Reputation: 291
I want to grep some log information from the log files located in the following directory structure using perl:
$jobDir/jobXXXX/host.log
where XXXX
is a job number, from 1 to a few thousands. There's no other kinds of sub directory under $jobDir
and no other files except logs under jobXXXX
. The script is :
my @Info; #store the log informaiton
my $Num = 0;
@Info = qx(grep "information" -r $jobDir); #is this OK ?
foreach(@Info){
if($_=~ /\((\d+)\)(.*)\((\d+)\)/){
Output(xxxxxxxx);
}
$Num=$Num+1; #number count
}
It is found that when then job number is a few thousands, this script will take very long time to output the information.

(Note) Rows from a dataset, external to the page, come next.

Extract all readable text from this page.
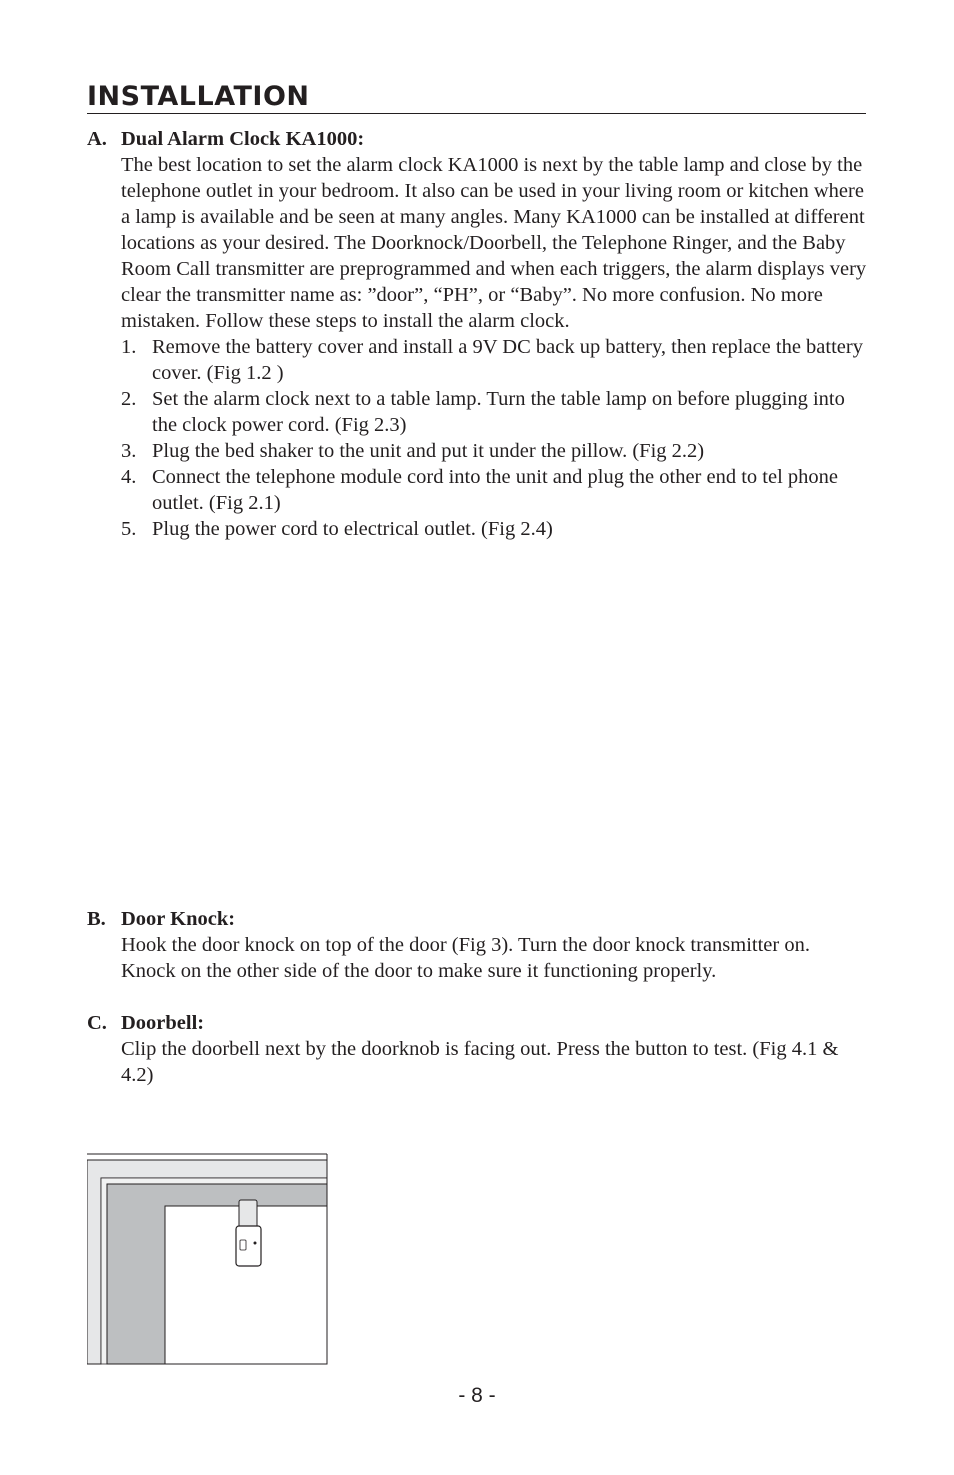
INSTALLATION
A. Dual Alarm Clock KA1000:

The best location to set the alarm clock KA1000 is next by the table lamp and close by the telephone outlet in your bedroom. It also can be used in your living room or kitchen where a lamp is available and be seen at many angles. Many KA1000 can be installed at different locations as your desired. The Doorknock/Doorbell, the Telephone Ringer, and the Baby Room Call transmitter are preprogrammed and when each triggers, the alarm displays very clear the transmitter name as: ”door”, “PH”, or “Baby”. No more confusion. No more mistaken. Follow these steps to install the alarm clock.

1. Remove the battery cover and install a 9V DC back up battery, then replace the battery cover. (Fig 1.2 )
2. Set the alarm clock next to a table lamp. Turn the table lamp on before plugging into the clock power cord. (Fig 2.3)
3. Plug the bed shaker to the unit and put it under the pillow. (Fig 2.2)
4. Connect the telephone module cord into the unit and plug the other end to tel phone outlet. (Fig 2.1)
5. Plug the power cord to electrical outlet. (Fig 2.4)
B. Door Knock:

Hook the door knock on top of the door (Fig 3). Turn the door knock transmitter on. Knock on the other side of the door to make sure it functioning properly.

C. Doorbell:

Clip the doorbell next by the doorknob is facing out. Press the button to test. (Fig 4.1 & 4.2)

- 8 -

Is there any way to improve its efficiency?
Thanks!
Upvotes: 1
Views: 210
Reputation: 15121
You should search those log file one by one, and scan each log file line by line, instead of reading the output of grep
to memory (that could cost lots of memory, and slow your program, even your system):
# untested script
my $Num;
foreach my $log (<$jobDir/job*/host.log>) {
open my $logfh, '<', "$log" or die "Cannot open $log: $!";
while (<$logfh>) {
if (m/information/) {
if(m/\((\d+)\)(.*)\((\d+)\)/) {
Output(xxx);
}
$Num++;
}
}
close $logfh;
}
Upvotes: 5
Reputation: 123270
While it would be more elegant to use the matching built into perl (see the other answer), calling the grep
command can be more efficient and faster, especially if there are lots of data but only few matches. But the way you call it is to first run grep and collect all data, and then scan through all the data. This will need more memory because you first collect all data, and you have to wait for the output until all data are collected. Better would be to output as soon as the first data are collected:
open( my $fh,'-|','grep',"information",'-r',$jobDir) or die $!;
while (<$fh>) {
if(/\((\d+)\)(.*)\((\d+)\)/){
Output(xxxxxxxx);
}
$Num=$Num+1; #number count
}
Upvotes: 5